Jan. 21st, 2006 01:36 pm
tealin: (Default)
[personal profile] tealin
Earlier this week I had a conversation in which I used a colourful euphemism, and my conversee corrected me by supplanting it with the dull, blunt word it danced around. Now correct me if I’m wrong, but I had always assumed that everyone knows what euphemisms stand for, otherwise they wouldn’t get used, or would be called symbolism or something fancy like that. When someone says ‘kicked the bucket,’ you know they don’t mean that someone literally walked up to a bucket an kicked it, you know that they expired, passed away, bit the dust, bought the farm, or otherwise died. (Please forgive me such a morbid example; euphemisms for death spring most readily to mind as there are a nearly unlimited supply.) I was also reminded of a point made by Daniel Handler in the interview to be found on the Bad Beginning audio book, in regards to the large words and sophisticated idioms found in the Snicket books:
It is really no fun to say ‘my, what a big truck’ when you can say ‘my, what a corpulent truck.’ The English language is filled with so many marvellous words that it seems a shame not to use the good ones. For instance, to say ‘the English language is filled with good words’ is not nearly as much fun as saying ‘the English language is filled with marvellous words.’ So I think Mr Snicket, like any author worth his salt, likes to use expressions like ‘worth his salt,’ rather than ‘like any author who is good.’

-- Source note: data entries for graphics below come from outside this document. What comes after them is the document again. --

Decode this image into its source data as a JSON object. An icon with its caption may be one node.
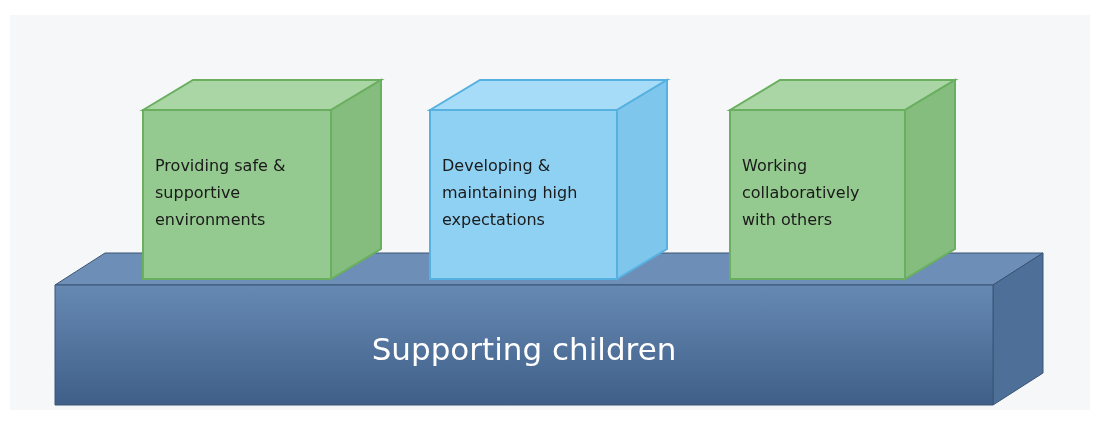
{
  "diagram": {
    "nodes": [
      {
        "text": [
          "Supporting children"
        ]
      },
      {
        "text": [
          "Providing safe & supportive environments"
        ]
      },
      {
        "text": [
          "Developing & maintaining high expectations"
        ]
      },
      {
        "text": [
          "Working collaboratively with others"
        ]
      }
    ]
  }
}
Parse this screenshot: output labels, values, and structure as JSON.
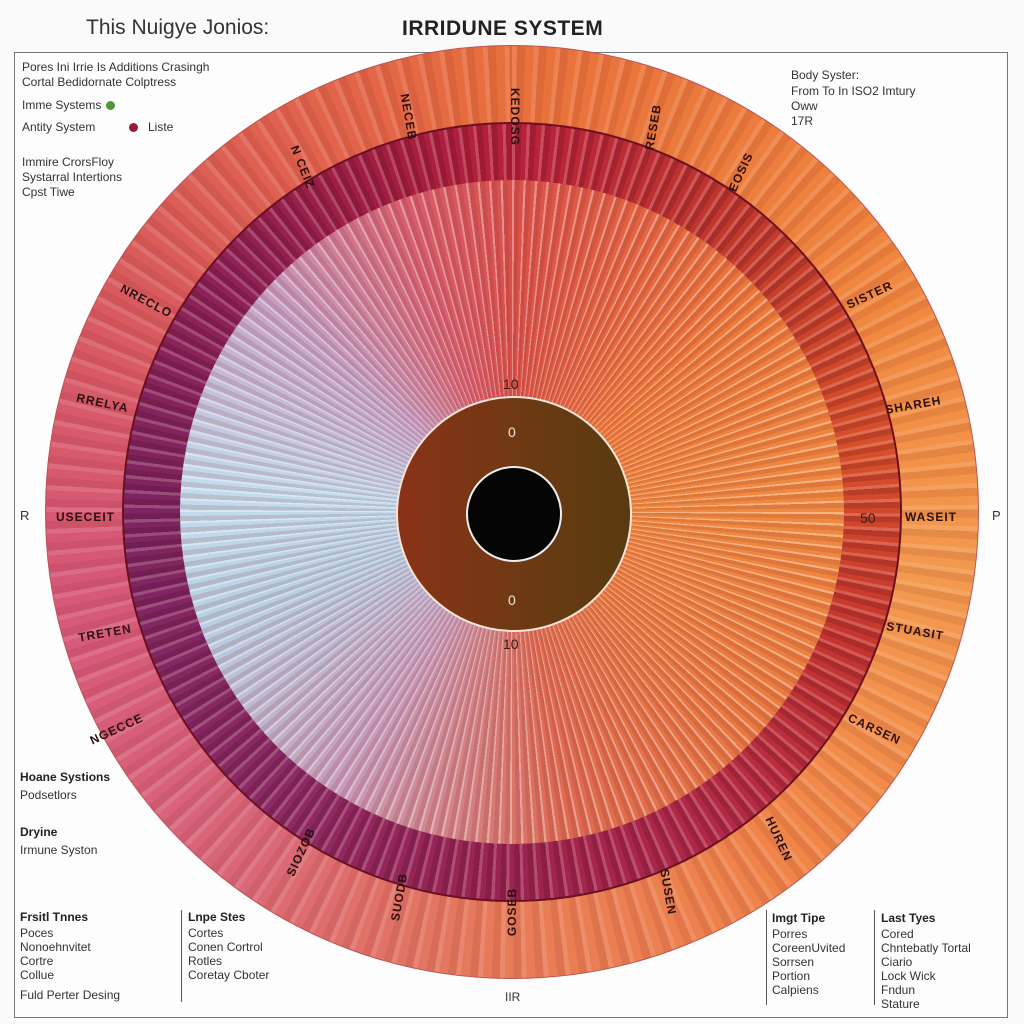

So, in the somewhat snarky spirit of clarity and straightforwardness, I now bring you the first in what might possibly be a series of ‘Cut the Crap and Get To It!’

The original:
What a piece of work is man! How noble in reason! how infinite in faculties! in form and moving, how express and admirable! in action how like an angel! in apprehension, how like a god! the beauty of the world! the paragon of animals! And yet, to me, what is this quintessence of dust? Man delights not me; no, nor woman neither, though by your smiling you seem to say so.
And the honest truth:
Man is really something. Being smart makes him good. He can do a lot of things. The shape he is and the way he moves is good. Whether doing something or not, he’s impressive, good-looking, and better than the other animals. But what is this thing to me? Man doesn’t make me happy – and girls don’t either, you perverts.

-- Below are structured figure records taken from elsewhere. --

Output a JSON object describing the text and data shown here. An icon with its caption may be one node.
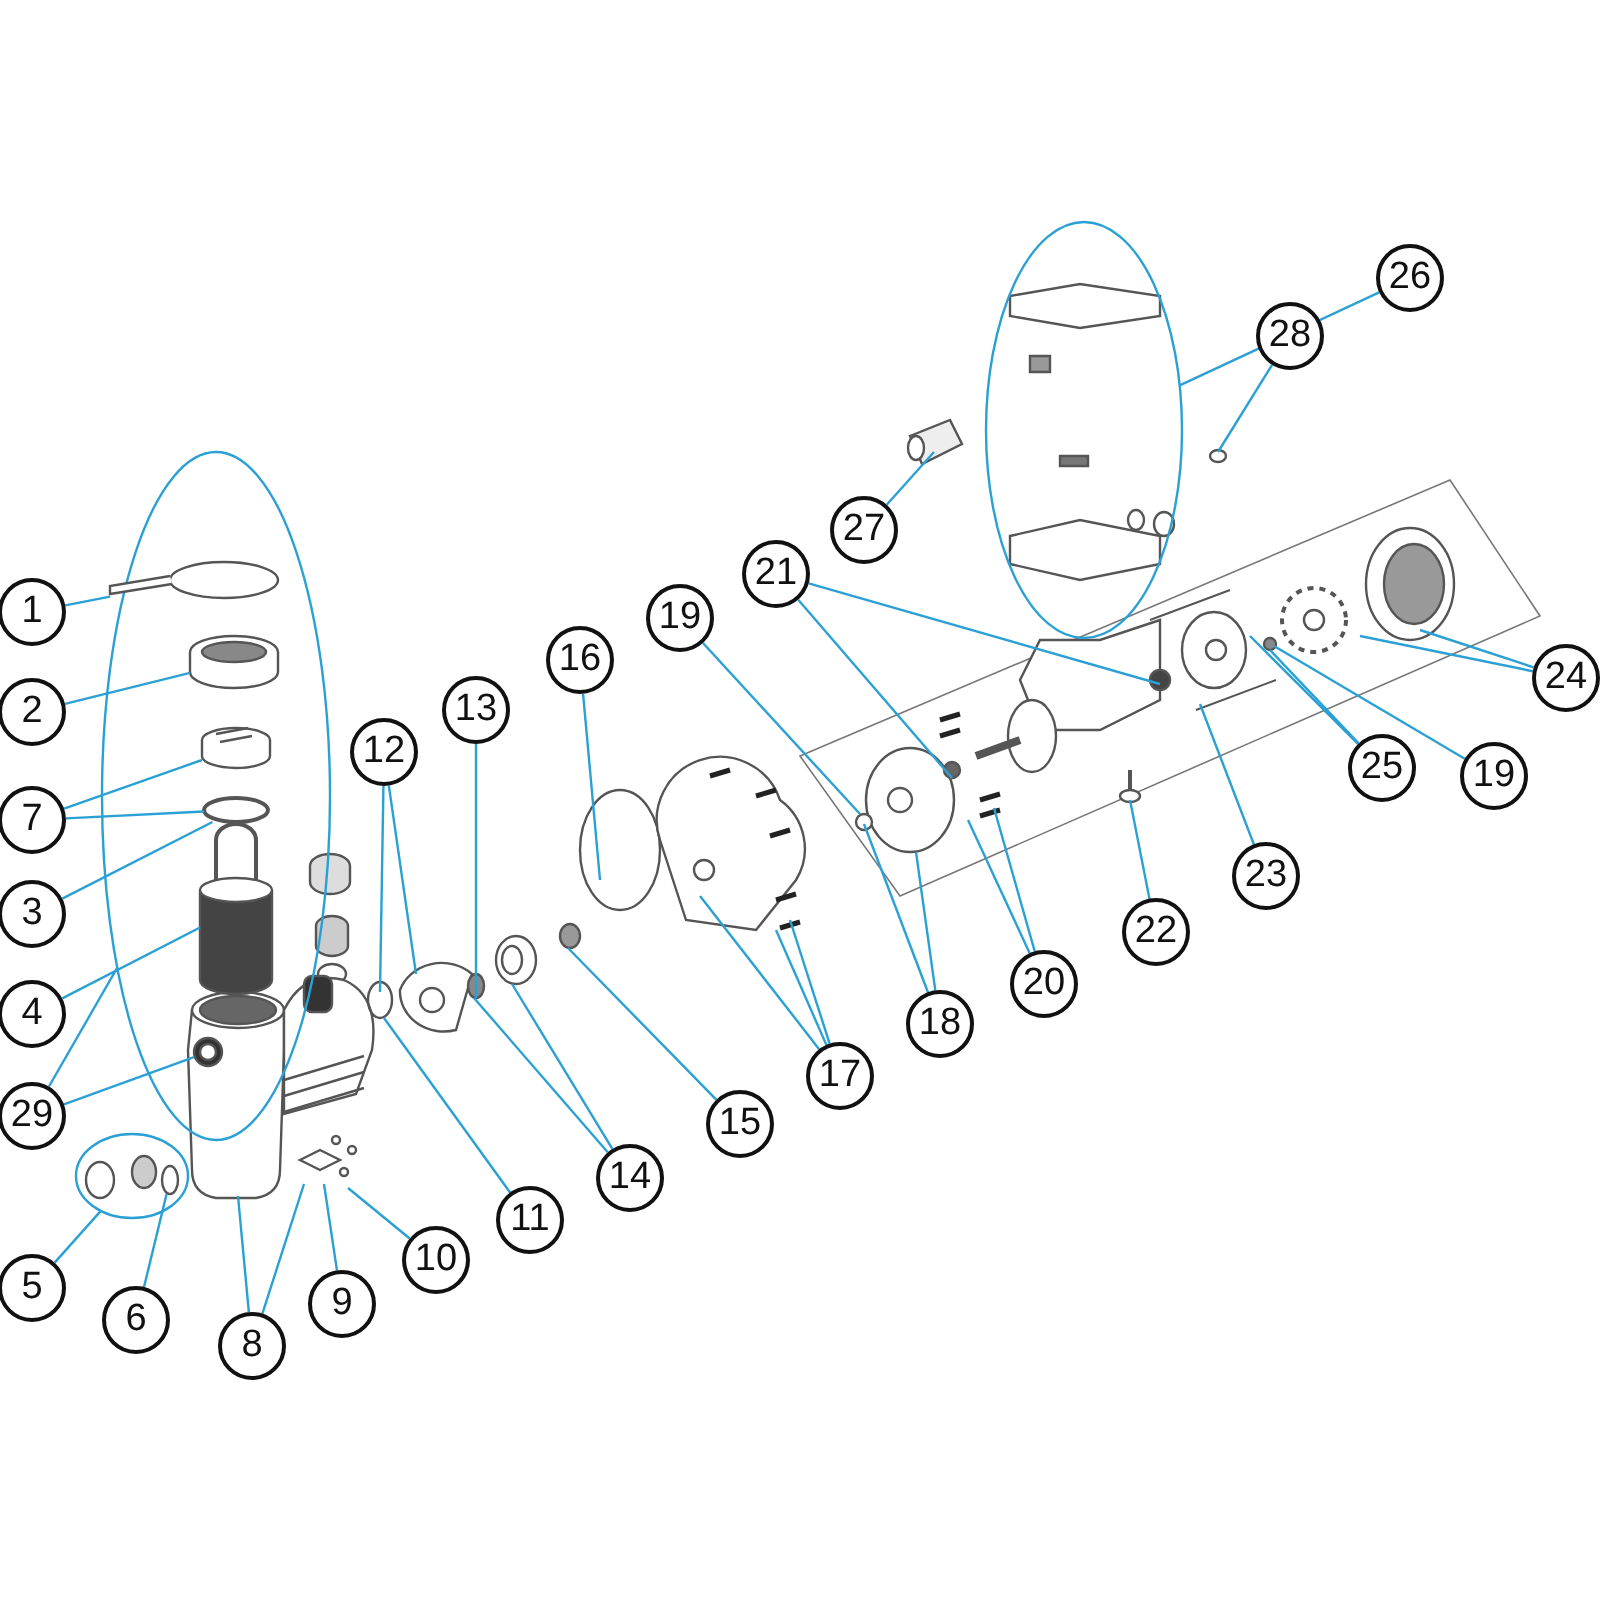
{
  "diagram": {
    "nodes": [
      {
        "text": [
          "1"
        ]
      },
      {
        "text": [
          "2"
        ]
      },
      {
        "text": [
          "7"
        ]
      },
      {
        "text": [
          "3"
        ]
      },
      {
        "text": [
          "4"
        ]
      },
      {
        "text": [
          "29"
        ]
      },
      {
        "text": [
          "5"
        ]
      },
      {
        "text": [
          "6"
        ]
      },
      {
        "text": [
          "8"
        ]
      },
      {
        "text": [
          "9"
        ]
      },
      {
        "text": [
          "10"
        ]
      },
      {
        "text": [
          "11"
        ]
      },
      {
        "text": [
          "12"
        ]
      },
      {
        "text": [
          "13"
        ]
      },
      {
        "text": [
          "14"
        ]
      },
      {
        "text": [
          "15"
        ]
      },
      {
        "text": [
          "16"
        ]
      },
      {
        "text": [
          "17"
        ]
      },
      {
        "text": [
          "18"
        ]
      },
      {
        "text": [
          "19"
        ]
      },
      {
        "text": [
          "20"
        ]
      },
      {
        "text": [
          "21"
        ]
      },
      {
        "text": [
          "22"
        ]
      },
      {
        "text": [
          "23"
        ]
      },
      {
        "text": [
          "24"
        ]
      },
      {
        "text": [
          "25"
        ]
      },
      {
        "text": [
          "19"
        ]
      },
      {
        "text": [
          "26"
        ]
      },
      {
        "text": [
          "27"
        ]
      },
      {
        "text": [
          "28"
        ]
      },
      {
        "text": [],
        "shape": "ellipse"
      },
      {
        "text": [],
        "shape": "ellipse"
      },
      {
        "text": [],
        "shape": "ellipse"
      },
      {
        "text": [],
        "shape": "ring",
        "in": 30
      },
      {
        "text": [],
        "shape": "ring",
        "in": 30
      },
      {
        "text": [],
        "shape": "lid",
        "in": 30
      },
      {
        "text": [],
        "shape": "ring",
        "in": 30
      },
      {
        "text": [],
        "shape": "basket",
        "in": 30
      },
      {
        "text": [],
        "shape": "ring",
        "in": 30
      },
      {
        "text": [],
        "shape": "ring",
        "in": 31
      }
    ],
    "edges": [
      {
        "from": 0,
        "to": 33,
        "arrow": "none"
      },
      {
        "from": 1,
        "to": 34,
        "arrow": "none"
      },
      {
        "from": 2,
        "to": 35,
        "arrow": "none"
      },
      {
        "from": 2,
        "to": 36,
        "arrow": "none"
      },
      {
        "from": 3,
        "to": 36,
        "arrow": "none"
      },
      {
        "from": 4,
        "to": 37,
        "arrow": "none"
      },
      {
        "from": 5,
        "to": 30,
        "arrow": "none"
      },
      {
        "from": 5,
        "to": 38,
        "arrow": "none"
      },
      {
        "from": 6,
        "to": 31,
        "arrow": "none"
      },
      {
        "from": 7,
        "to": 39,
        "arrow": "none"
      },
      {
        "from": 8,
        "to": null,
        "arrow": "none"
      },
      {
        "from": 8,
        "to": null,
        "arrow": "none"
      },
      {
        "from": 9,
        "to": null,
        "arrow": "none"
      },
      {
        "from": 10,
        "to": null,
        "arrow": "none"
      },
      {
        "from": 11,
        "to": null,
        "arrow": "none"
      },
      {
        "from": 12,
        "to": null,
        "arrow": "none"
      },
      {
        "from": 12,
        "to": null,
        "arrow": "none"
      },
      {
        "from": 13,
        "to": null,
        "arrow": "none"
      },
      {
        "from": 14,
        "to": null,
        "arrow": "none"
      },
      {
        "from": 14,
        "to": null,
        "arrow": "none"
      },
      {
        "from": 15,
        "to": null,
        "arrow": "none"
      },
      {
        "from": 16,
        "to": null,
        "arrow": "none"
      },
      {
        "from": 17,
        "to": null,
        "arrow": "none"
      },
      {
        "from": 17,
        "to": null,
        "arrow": "none"
      },
      {
        "from": 17,
        "to": null,
        "arrow": "none"
      },
      {
        "from": 18,
        "to": null,
        "arrow": "none"
      },
      {
        "from": 18,
        "to": null,
        "arrow": "none"
      },
      {
        "from": 19,
        "to": null,
        "arrow": "none"
      },
      {
        "from": 20,
        "to": null,
        "arrow": "none"
      },
      {
        "from": 20,
        "to": null,
        "arrow": "none"
      },
      {
        "from": 21,
        "to": null,
        "arrow": "none"
      },
      {
        "from": 21,
        "to": null,
        "arrow": "none"
      },
      {
        "from": 22,
        "to": null,
        "arrow": "none"
      },
      {
        "from": 23,
        "to": null,
        "arrow": "none"
      },
      {
        "from": 24,
        "to": null,
        "arrow": "none"
      },
      {
        "from": 24,
        "to": null,
        "arrow": "none"
      },
      {
        "from": 25,
        "to": null,
        "arrow": "none"
      },
      {
        "from": 25,
        "to": null,
        "arrow": "none"
      },
      {
        "from": 26,
        "to": null,
        "arrow": "none"
      },
      {
        "from": 27,
        "to": 32,
        "arrow": "none"
      },
      {
        "from": 28,
        "to": null,
        "arrow": "none"
      },
      {
        "from": 29,
        "to": null,
        "arrow": "none"
      }
    ]
  }
}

The (Brain) Death of the English Language

Date: 2006-01-24 04:43 am (UTC)
From: (Anonymous)
I just wanted to say Amen to all the sentiments decrying the waste of the wealth of words and expressions available to English-speakers. Yes, there are times when direct, abbreviated, unadorned communication is expedient (life-or-death emergencies, etc.), and obviously blunt, crude expressions can occasionally be highly amusing (your "translation" of Shakespeare is a riot - I want to see more of these!), but I see a growing tendency towards laziness (as well as crassness) in this country's everyday use of language (overusing a few words, using the wrong words, etc.) pervading too many age groups, social strata, educational levels, etc., to the point where many people who consider themselves intellectually and culturally enlightened or sophisticated become dependent on the same limited vocabulary and references I'd associate with (insert politically incorrect, socially backward stereotype here). It really makes me sad, and since English is a living, evolving (or devolving) language, I can't help foreseeing the death of many wonderful, colorful words, expressions, colloquialisms, euphemisms, etc. for want of use. Thus will our language gradually be reduced to fewer and fewer short, simple, imprecise, clumsy, ugly "catch-alls" that insufficiently substitute for a multitude of beautiful, creative, and subtly diverse sentiments; we will not only lose superfluous, outdated verbiage and euphemisms, but much of the clarity, beauty, history, culture, and poetry heretofore preserved in and by the English language will be further misunderstood, diluted, distorted, and forgotten. Think I'm being a melodramatic blowhard? Well, it wouldn't be possible without a big vocabulary! So nyeah nyeah nyeah pooheads.
---DisneyBoy
(Once again, I have used WAY too many words to say the same thing, not very clearly, over and over again - I'm afraid I'm not helping your cause here, but am an argument against reckless excessive verbosity! So maybe you should do yourself a favor and not actually post this - I seriously would be OK with that. Or maybe you could rephrase it in a way that wouldn't bore your loyal readers to tears. I'm too lazy ;))

Date: 2006-01-24 04:58 pm (UTC)
From: [identity profile] twirlynoodle.livejournal.com
Haha, I unscreened it anyway, because it was brilliant.